Following Bahar, Kaidi Tatham and Dego's leftfield selections were excellent but failed to win a significantly large crowd back to the space.
Elsewhere another highlight came in the form of the largely disco based set of Amsterdam based DJs Hunee and Antal. The former, a German known best as a DJ and the latter known for establishing Amsterdam label Rush Hour, have played in the back to back format several times this festival season and complimented each other well. They held the attention of a huge audience throughout.
Also on Saturday we got treated to some more vintage music when Randall played a classic sounding drum n' bass set and techno originator Juan Atkins kicked off with some bona fide anthemic Detroit records.
Balancing great Croatian talent with appealing headliners and drawing a mixed crowd as a result is, alongside the wonderful setting, the best part of Dimensions Festival. That the line up this year didn't feel as impressive as previous years didn't matter to the enjoyment.

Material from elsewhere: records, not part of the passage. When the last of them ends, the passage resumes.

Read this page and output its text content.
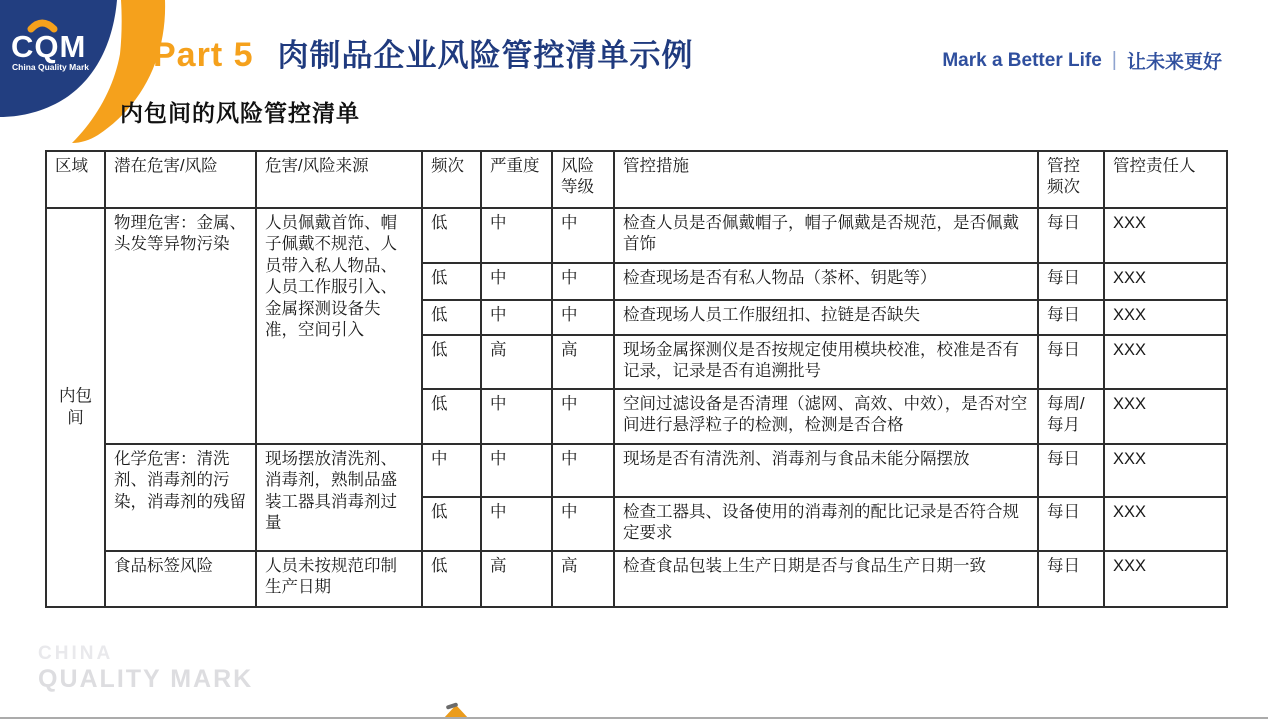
CQM
China Quality Mark Part 5 肉制品企业风险管控清单示例	Mark a Better Life | 让未来更好
内包间的风险管控清单
区域	潜在危害/风险	危害/风险来源	频次	严重度	风险等级	管控措施	管控频次	管控责任人
内包间	物理危害：金属、头发等异物污染	人员佩戴首饰、帽子佩戴不规范、人员带入私人物品、人员工作服引入、金属探测设备失准，空间引入	低	中	中	检查人员是否佩戴帽子，帽子佩戴是否规范，是否佩戴首饰	每日	XXX
			低	中	中	检查现场是否有私人物品（茶杯、钥匙等）	每日	XXX
			低	中	中	检查现场人员工作服纽扣、拉链是否缺失	每日	XXX
			低	高	高	现场金属探测仪是否按规定使用模块校准，校准是否有记录，记录是否有追溯批号	每日	XXX
			低	中	中	空间过滤设备是否清理（滤网、高效、中效），是否对空间进行悬浮粒子的检测，检测是否合格	每周/每月	XXX
	化学危害：清洗剂、消毒剂的污染，消毒剂的残留	现场摆放清洗剂、消毒剂，熟制品盛装工器具消毒剂过量	中	中	中	现场是否有清洗剂、消毒剂与食品未能分隔摆放	每日	XXX
			低	中	中	检查工器具、设备使用的消毒剂的配比记录是否符合规定要求	每日	XXX
	食品标签风险	人员未按规范印制生产日期	低	高	高	检查食品包装上生产日期是否与食品生产日期一致	每日	XXX
CHINA
QUALITY MARK
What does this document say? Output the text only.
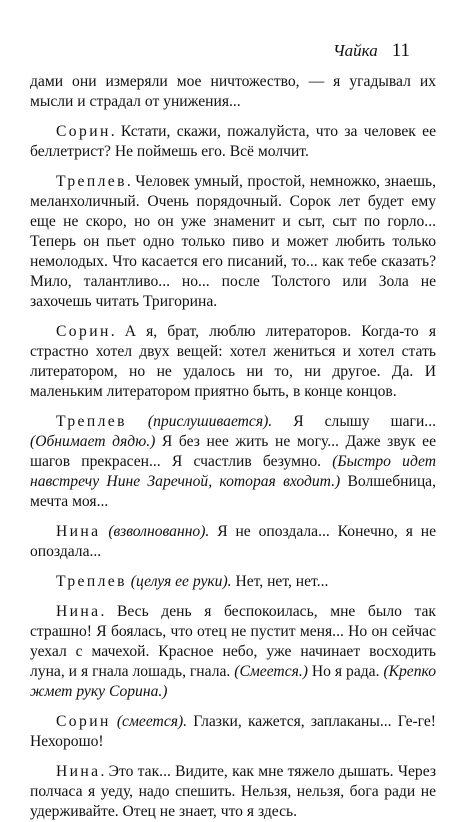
Чайка 11

дами они измеряли мое ничтожество, — я угадывал их мысли и страдал от унижения...

Сорин. Кстати, скажи, пожалуйста, что за человек ее беллетрист? Не поймешь его. Всё молчит.

Треплев. Человек умный, простой, немножко, знаешь, меланхоличный. Очень порядочный. Сорок лет будет ему еще не скоро, но он уже знаменит и сыт, сыт по горло... Теперь он пьет одно только пиво и может любить только немолодых. Что касается его писаний, то... как тебе сказать? Мило, талантливо... но... после Толстого или Зола не захочешь читать Тригорина.

Сорин. А я, брат, люблю литераторов. Когда-то я страстно хотел двух вещей: хотел жениться и хотел стать литератором, но не удалось ни то, ни другое. Да. И маленьким литератором приятно быть, в конце концов.

Треплев (прислушивается). Я слышу шаги... (Обнимает дядю.) Я без нее жить не могу... Даже звук ее шагов прекрасен... Я счастлив безумно. (Быстро идет навстречу Нине Заречной, которая входит.) Волшебница, мечта моя...

Нина (взволнованно). Я не опоздала... Конечно, я не опоздала...

Треплев (целуя ее руки). Нет, нет, нет...

Нина. Весь день я беспокоилась, мне было так страшно! Я боялась, что отец не пустит меня... Но он сейчас уехал с мачехой. Красное небо, уже начинает восходить луна, и я гнала лошадь, гнала. (Смеется.) Но я рада. (Крепко жмет руку Сорина.)

Сорин (смеется). Глазки, кажется, заплаканы... Ге-ге! Нехорошо!

Нина. Это так... Видите, как мне тяжело дышать. Через полчаса я уеду, надо спешить. Нельзя, нельзя, бога ради не удерживайте. Отец не знает, что я здесь.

There's always some good music playing, although with almost every other underground dance music festival in 2015 techno, being the "in" sound, did perhaps get too much of a fair crack at the whip. Minor grumbles aside, after our third visit over the years, Dimensions remains one of our favourite Croatian festivals and one that it would be easy to recommend to anyone who has yet to experience a music event in this must-visit country.